Banking in common parlance refer to an organization which transacts in money. This term has been in use for a long time but its inception is still mysterious. Few believe the term ‘Bank’ has its origins in Italy from the term ‘Banchi’ while some believe that it has originated from Greek term ‘Banque’; both of them mean Bank (Singla, 2010-11).
Understanding different types of banks
Banks are organizations, where deposits can be kept to earn interest income over the time. However, there are banks which do not work on any interest income model and still are called banks. These are Islamic banks.
Let’s find out more about these banks by listing the differences between conventional banks and Islamic banks.
- Islamic banks are based upon Sharia (Islamic law) and cannot act beyond the boundaries set by Sharia whereas conventional banks are based upon secular banking laws and financial practices of the respective countries (International Finance, 2013).
- Conventional banks work on the fundamentals of creditor-debtor relationship where interest acts as the cost of money borrowed and the reward for money deposited whereas Islamic banks work on the participatory relationship between banks and the customers. Interest or Riba is prohibited under Sharia hence profit-and-risk-sharing relationships exist between bank and the customers. Thus, where conventional banks offer predetermined returns, Islamic banks offer variable returns to investors. Also, in case the entrepreneurs suffer a loss on the funds they borrowed from the Bank, Islamic banks share such losses (Bakar, 2010).

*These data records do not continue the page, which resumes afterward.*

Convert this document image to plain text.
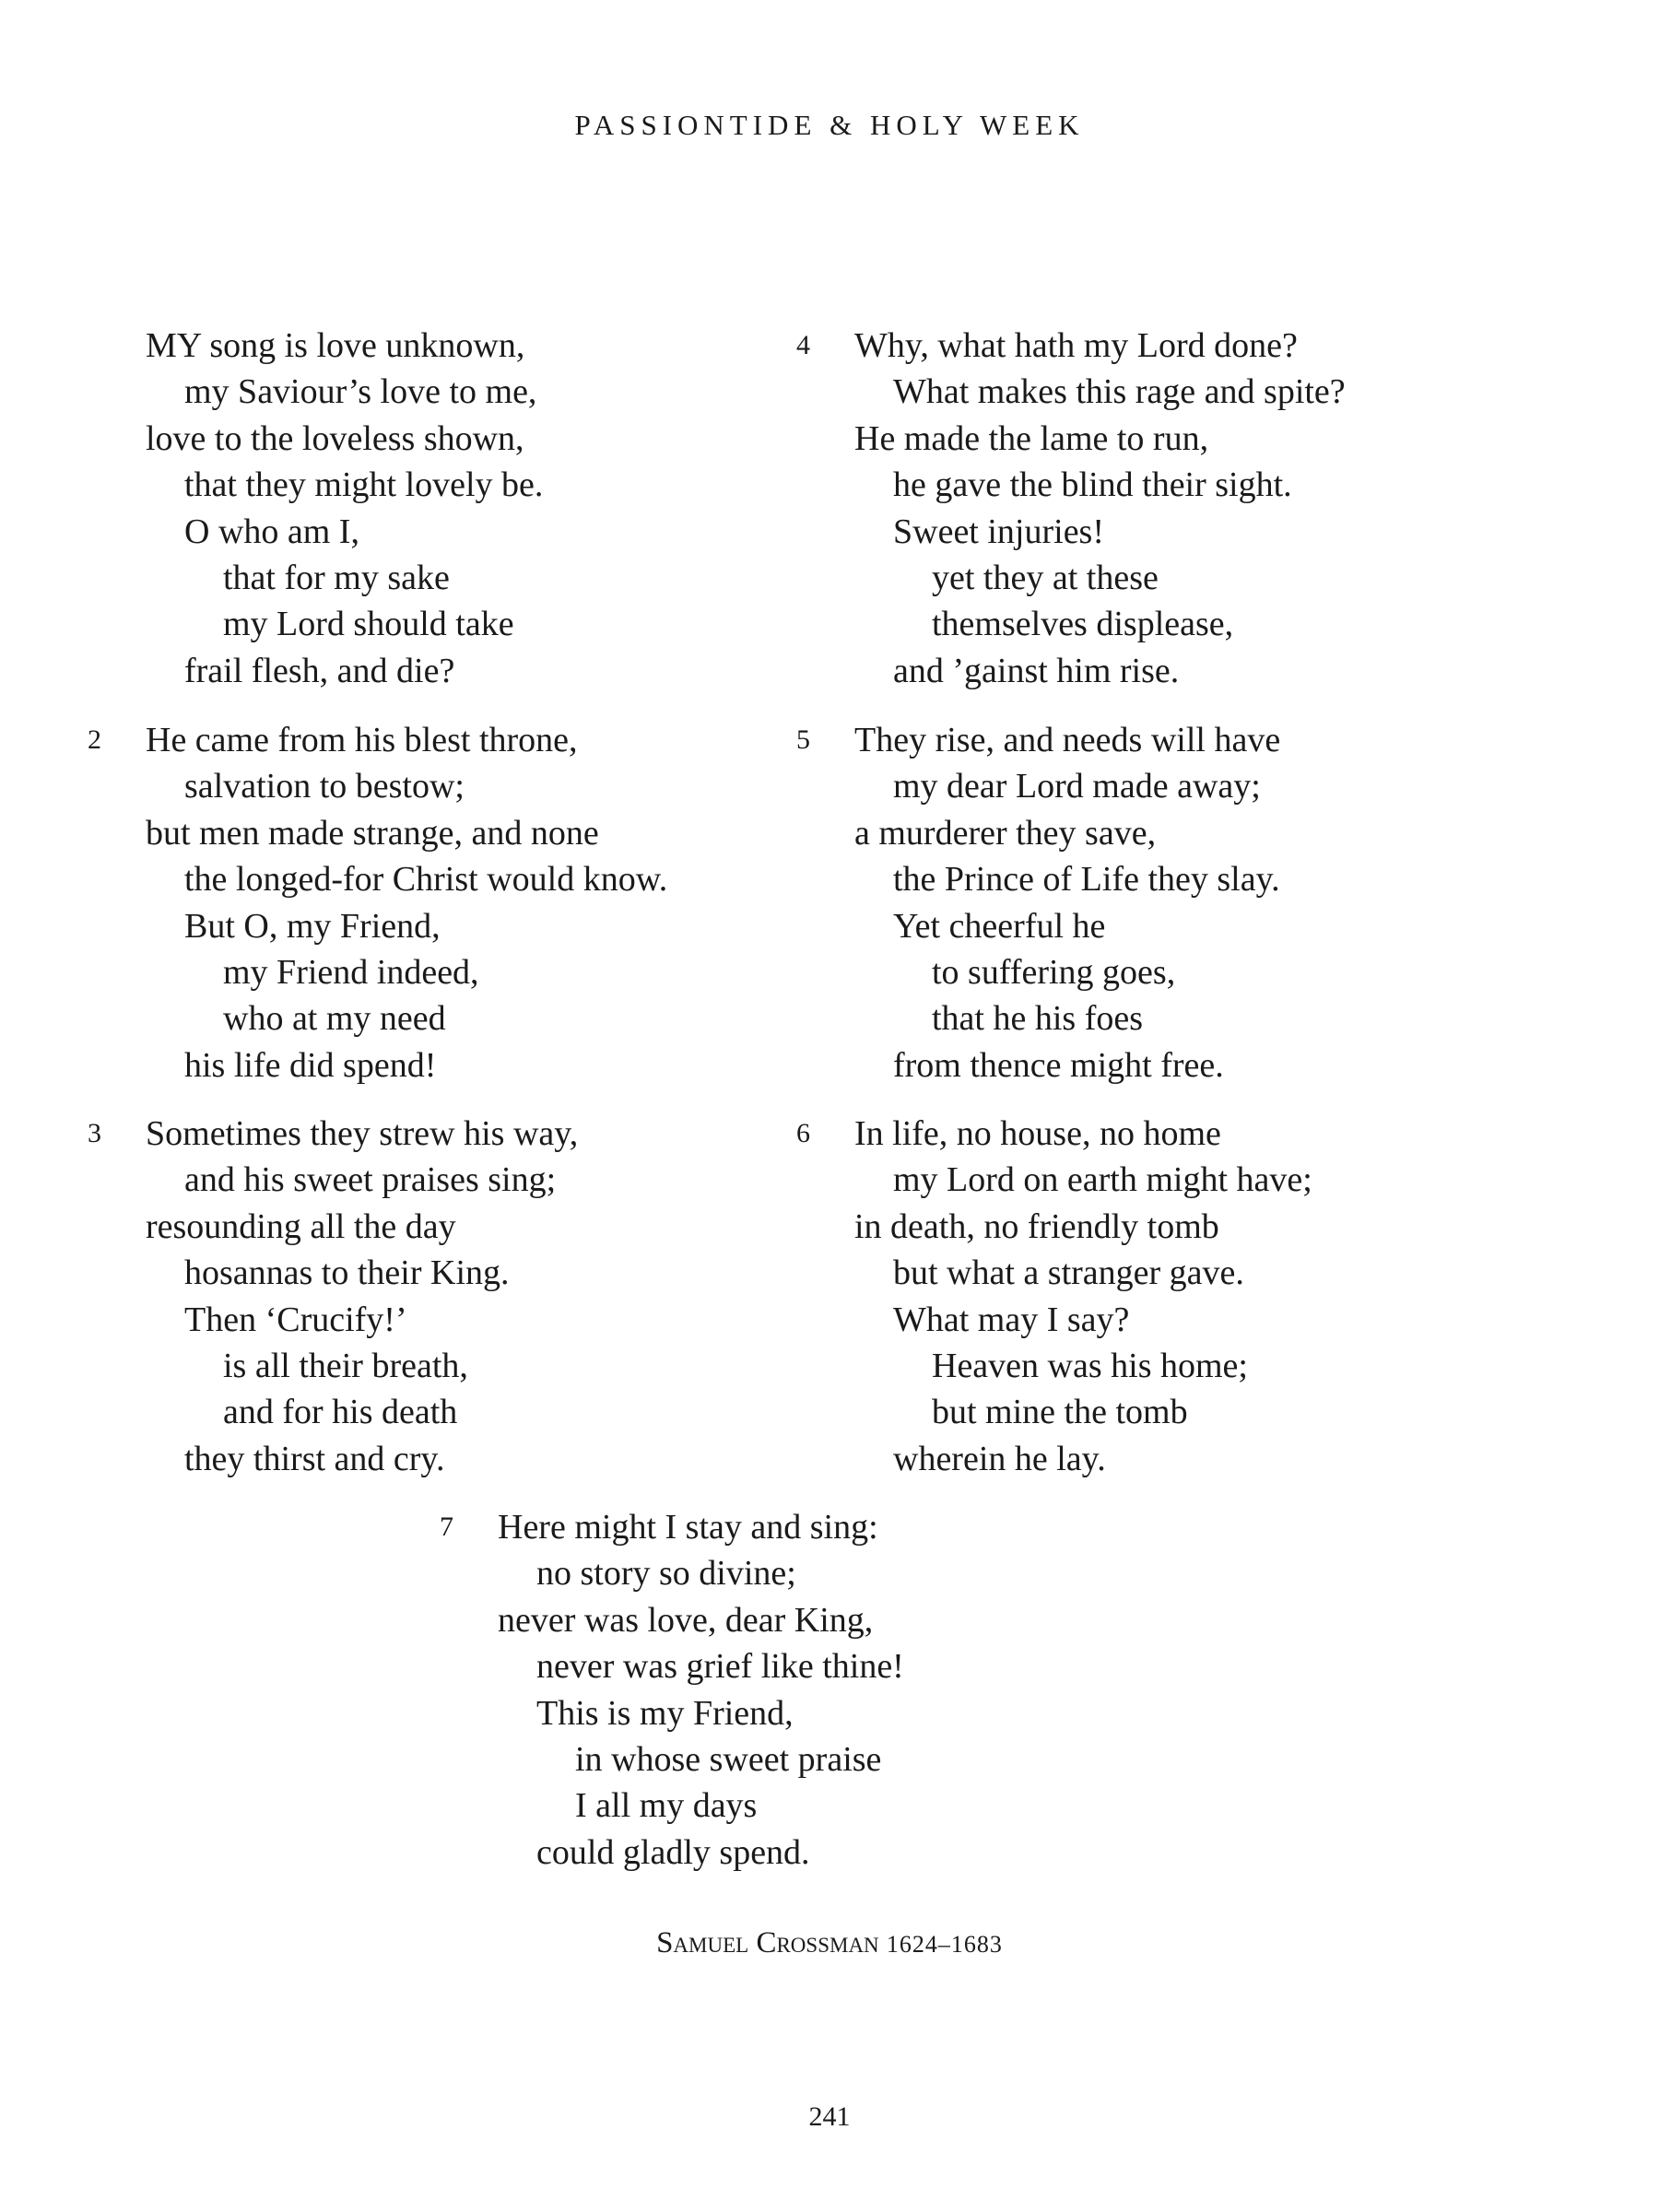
PASSIONTIDE & HOLY WEEK
MY song is love unknown,
my Saviour’s love to me,
love to the loveless shown,
that they might lovely be.
O who am I,
that for my sake
my Lord should take
frail flesh, and die?
2 He came from his blest throne,
salvation to bestow;
but men made strange, and none
the longed-for Christ would know.
But O, my Friend,
my Friend indeed,
who at my need
his life did spend!
3 Sometimes they strew his way,
and his sweet praises sing;
resounding all the day
hosannas to their King.
Then ‘Crucify!’
is all their breath,
and for his death
they thirst and cry.
4 Why, what hath my Lord done?
What makes this rage and spite?
He made the lame to run,
he gave the blind their sight.
Sweet injuries!
yet they at these
themselves displease,
and ’gainst him rise.
5 They rise, and needs will have
my dear Lord made away;
a murderer they save,
the Prince of Life they slay.
Yet cheerful he
to suffering goes,
that he his foes
from thence might free.
6 In life, no house, no home
my Lord on earth might have;
in death, no friendly tomb
but what a stranger gave.
What may I say?
Heaven was his home;
but mine the tomb
wherein he lay.
7 Here might I stay and sing:
no story so divine;
never was love, dear King,
never was grief like thine!
This is my Friend,
in whose sweet praise
I all my days
could gladly spend.
Samuel Crossman 1624–1683
241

- Islamic banks are based upon the notion that Allah is the owner of all wealth in this world and humans are only the trustees. As such, this wealth should be managed in a manner which promotes justice and eliminate unlawful and undesired activities. It is therefore investment in few businesses is prohibited in Islam including alcohol, gambling, drugs, pork, pornography, environmentally harmful or anything else that has been mentioned in the Sharia as ‘haram.’ However no such restrictions exist in the case of conventional banks (International Finance, 2013).
- Under conventional banking, money is considered a commodity and thus it can be sold at a value higher than its face value however under Islamic banking, money is not treated as a commodity hence selling at a value higher than its face value is prohibited. Thus, any transactions involving speculation or high risk are prohibited under Sharia (Hassan, 2007).
- Islamic Banking does not have any provision for charging extra amount as penalty from the defaulters. It can only charge compensation which is usually further donated as charity. However, conventional banks can charge additional money in the form of penalty and compound interest from the defaulters (Bakar, 2010).
False notion about Islamic banks
These are the basic differences between conventional and Islamic banks. Lack of knowledge about Islamic banking often gives birth to misconceptions. Some assume that Islamic finance is a mean to promote financial terrorism, others also assume that it is only for the Muslims or that it is essentially welfare finance; however the truth is that Islamic finance is legitimized and standard finance which follows the tenets provided in Sharia and is not restricted to Muslims; anybody Muslim or non-Muslim can avail Islamic finance and it also aims for maximization of profits. However, welfare is also an integral part of Islamic finance (Zawya Business Pulse, 2013).
- Bakar, M. (March 17, 2010). “Broad Distinction between Islamic & Conventional Banking.” Malaysian Press Institute. Available at: http://bankislam.com.my/en/Documents/shariah/BroadDistinctionBetweenIslamicConventional.pdf [Accessed May 10, 2014]
- Hassan, N. (July 1, 2007). “Time Value of Money in Islamic Banking.” Available at: http://www.alhudacibe.com/newsletter/1march-07/article_11.html [Accessed May 10, 2014]
- International Finance. (July 22, 2013). “Conventional Financing vs. Islamic Financing.” Available at: http://www.internationalfinancemagazine.com/article/Conventional-Financing-Vs-Islamic-Finance.html [Accessed May 9, 2014]
- Singla, R. (2010-11). “Business Studies.” New Delhi: V.K.Global Publications Pvt.Ltd.